Ja'Mira Haynes woke up at 7:20 a.m. Wednesday to her husband running the snowblower outside their Eagan home. She knew it would be a long day — a long week, really, with four of their children stuck at home at least two days as the snow keeps falling. But Haynes was comforted by one fact:
She's done this before.
And there's no way the Great Blizzard Lockdown of 2023 will compare to the even greater COVID Lockdown of 2020.
In 2020, as Haynes and the rest of Minnesota figured out COVID lockdowns and e-learning and ordering everything from Amazon, her husband, Deonte Haynes, was deployed to Iraq with the Minnesota National Guard.

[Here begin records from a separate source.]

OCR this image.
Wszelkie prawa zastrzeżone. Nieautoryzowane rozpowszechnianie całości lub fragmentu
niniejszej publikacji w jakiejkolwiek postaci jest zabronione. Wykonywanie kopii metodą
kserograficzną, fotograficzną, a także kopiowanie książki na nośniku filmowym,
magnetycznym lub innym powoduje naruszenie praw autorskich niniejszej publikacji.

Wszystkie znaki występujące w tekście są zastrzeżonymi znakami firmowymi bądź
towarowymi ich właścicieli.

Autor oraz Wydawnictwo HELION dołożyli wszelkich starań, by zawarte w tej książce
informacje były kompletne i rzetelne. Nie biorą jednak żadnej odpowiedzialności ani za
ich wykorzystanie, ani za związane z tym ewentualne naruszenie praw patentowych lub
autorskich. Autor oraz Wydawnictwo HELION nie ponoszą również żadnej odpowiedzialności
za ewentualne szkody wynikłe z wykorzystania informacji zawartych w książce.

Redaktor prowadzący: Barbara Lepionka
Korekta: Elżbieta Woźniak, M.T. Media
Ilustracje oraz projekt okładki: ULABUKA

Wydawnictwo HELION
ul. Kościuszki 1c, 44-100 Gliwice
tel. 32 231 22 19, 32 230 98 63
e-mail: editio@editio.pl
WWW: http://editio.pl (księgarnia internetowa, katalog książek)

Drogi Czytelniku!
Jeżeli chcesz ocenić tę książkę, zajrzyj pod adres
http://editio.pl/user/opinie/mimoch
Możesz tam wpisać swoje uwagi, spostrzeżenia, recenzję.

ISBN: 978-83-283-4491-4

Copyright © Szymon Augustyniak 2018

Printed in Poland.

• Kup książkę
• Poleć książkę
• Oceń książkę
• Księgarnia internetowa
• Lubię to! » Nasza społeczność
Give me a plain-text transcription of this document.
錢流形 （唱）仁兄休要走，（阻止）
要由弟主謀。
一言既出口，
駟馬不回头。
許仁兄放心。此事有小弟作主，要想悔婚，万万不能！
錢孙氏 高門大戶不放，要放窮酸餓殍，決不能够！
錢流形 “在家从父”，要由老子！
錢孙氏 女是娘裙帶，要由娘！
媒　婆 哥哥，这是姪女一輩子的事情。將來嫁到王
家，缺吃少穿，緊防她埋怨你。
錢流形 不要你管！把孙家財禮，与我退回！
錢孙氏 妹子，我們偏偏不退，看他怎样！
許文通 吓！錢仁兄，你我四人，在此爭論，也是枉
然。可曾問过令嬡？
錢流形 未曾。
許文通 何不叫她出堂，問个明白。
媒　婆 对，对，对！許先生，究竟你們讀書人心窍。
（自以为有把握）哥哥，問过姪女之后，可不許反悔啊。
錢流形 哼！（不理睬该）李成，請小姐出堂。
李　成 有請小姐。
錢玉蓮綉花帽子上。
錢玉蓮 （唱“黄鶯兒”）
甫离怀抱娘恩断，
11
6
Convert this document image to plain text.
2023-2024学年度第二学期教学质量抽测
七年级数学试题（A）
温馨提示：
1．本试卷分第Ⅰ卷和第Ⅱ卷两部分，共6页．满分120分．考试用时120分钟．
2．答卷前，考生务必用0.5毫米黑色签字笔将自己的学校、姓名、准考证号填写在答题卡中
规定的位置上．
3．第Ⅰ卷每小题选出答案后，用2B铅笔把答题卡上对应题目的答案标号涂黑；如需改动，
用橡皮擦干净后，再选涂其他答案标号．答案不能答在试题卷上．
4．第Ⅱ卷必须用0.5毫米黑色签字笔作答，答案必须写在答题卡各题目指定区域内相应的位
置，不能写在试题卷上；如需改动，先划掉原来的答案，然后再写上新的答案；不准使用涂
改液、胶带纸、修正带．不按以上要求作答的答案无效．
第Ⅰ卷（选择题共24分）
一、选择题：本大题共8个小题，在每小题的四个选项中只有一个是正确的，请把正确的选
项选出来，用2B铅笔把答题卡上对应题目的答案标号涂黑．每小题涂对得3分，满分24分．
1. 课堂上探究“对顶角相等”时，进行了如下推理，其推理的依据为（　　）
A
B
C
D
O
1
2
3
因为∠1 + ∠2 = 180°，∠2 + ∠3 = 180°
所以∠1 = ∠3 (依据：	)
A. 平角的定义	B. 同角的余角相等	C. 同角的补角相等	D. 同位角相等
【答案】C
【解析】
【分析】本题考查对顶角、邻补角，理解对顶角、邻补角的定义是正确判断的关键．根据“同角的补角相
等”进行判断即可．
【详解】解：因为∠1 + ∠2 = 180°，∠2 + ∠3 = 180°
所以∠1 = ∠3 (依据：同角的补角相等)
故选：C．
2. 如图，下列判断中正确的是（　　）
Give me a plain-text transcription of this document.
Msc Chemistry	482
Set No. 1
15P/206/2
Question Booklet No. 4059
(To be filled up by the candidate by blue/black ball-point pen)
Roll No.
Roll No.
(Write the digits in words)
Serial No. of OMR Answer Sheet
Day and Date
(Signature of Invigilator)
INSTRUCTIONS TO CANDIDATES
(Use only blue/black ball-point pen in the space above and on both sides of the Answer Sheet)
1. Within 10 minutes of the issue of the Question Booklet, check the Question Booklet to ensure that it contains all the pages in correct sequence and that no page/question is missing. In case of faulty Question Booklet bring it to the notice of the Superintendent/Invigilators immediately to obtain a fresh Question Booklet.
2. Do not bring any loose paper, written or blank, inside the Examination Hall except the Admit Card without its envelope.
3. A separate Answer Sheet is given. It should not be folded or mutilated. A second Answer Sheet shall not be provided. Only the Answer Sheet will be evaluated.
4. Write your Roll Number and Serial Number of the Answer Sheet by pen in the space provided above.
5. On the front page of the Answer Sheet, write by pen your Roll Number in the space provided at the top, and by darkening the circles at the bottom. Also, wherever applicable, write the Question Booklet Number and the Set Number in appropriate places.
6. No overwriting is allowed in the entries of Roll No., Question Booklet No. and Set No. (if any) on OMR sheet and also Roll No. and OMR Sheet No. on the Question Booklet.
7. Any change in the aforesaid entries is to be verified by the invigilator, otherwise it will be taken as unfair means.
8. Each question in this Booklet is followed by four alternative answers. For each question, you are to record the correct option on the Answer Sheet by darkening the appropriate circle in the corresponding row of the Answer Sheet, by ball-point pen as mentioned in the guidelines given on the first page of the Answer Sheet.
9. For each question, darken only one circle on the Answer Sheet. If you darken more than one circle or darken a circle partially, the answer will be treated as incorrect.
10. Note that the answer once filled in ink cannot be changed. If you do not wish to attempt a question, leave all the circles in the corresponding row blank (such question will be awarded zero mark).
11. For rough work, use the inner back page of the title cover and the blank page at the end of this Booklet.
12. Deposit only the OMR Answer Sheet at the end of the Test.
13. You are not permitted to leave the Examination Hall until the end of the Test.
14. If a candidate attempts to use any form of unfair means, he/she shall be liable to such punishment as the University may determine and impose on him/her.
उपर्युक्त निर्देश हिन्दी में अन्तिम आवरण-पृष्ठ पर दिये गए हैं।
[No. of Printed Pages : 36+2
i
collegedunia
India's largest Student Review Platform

He didn't return until fall: After his wife dealt with the anxiety of Iranians firing missiles at Haynes' base, and after she perfected juggling children and school and work.
So a few days stuck at home during a predicted major snowstorm?
Piece of cake.
"COVID taught us all how to pivot really well," Haynes said. "Being hunkered down unexpectedly for so long really helped us master the unexpected — and do it more gracefully than we did in 2020. It taught our kids to develop a game plan when things change."
When the pandemic descended on Minnesota three years ago and Gov. Tim Walz instituted a statewide lockdown, he compared it to "a storm of epic proportions." And we stayed home.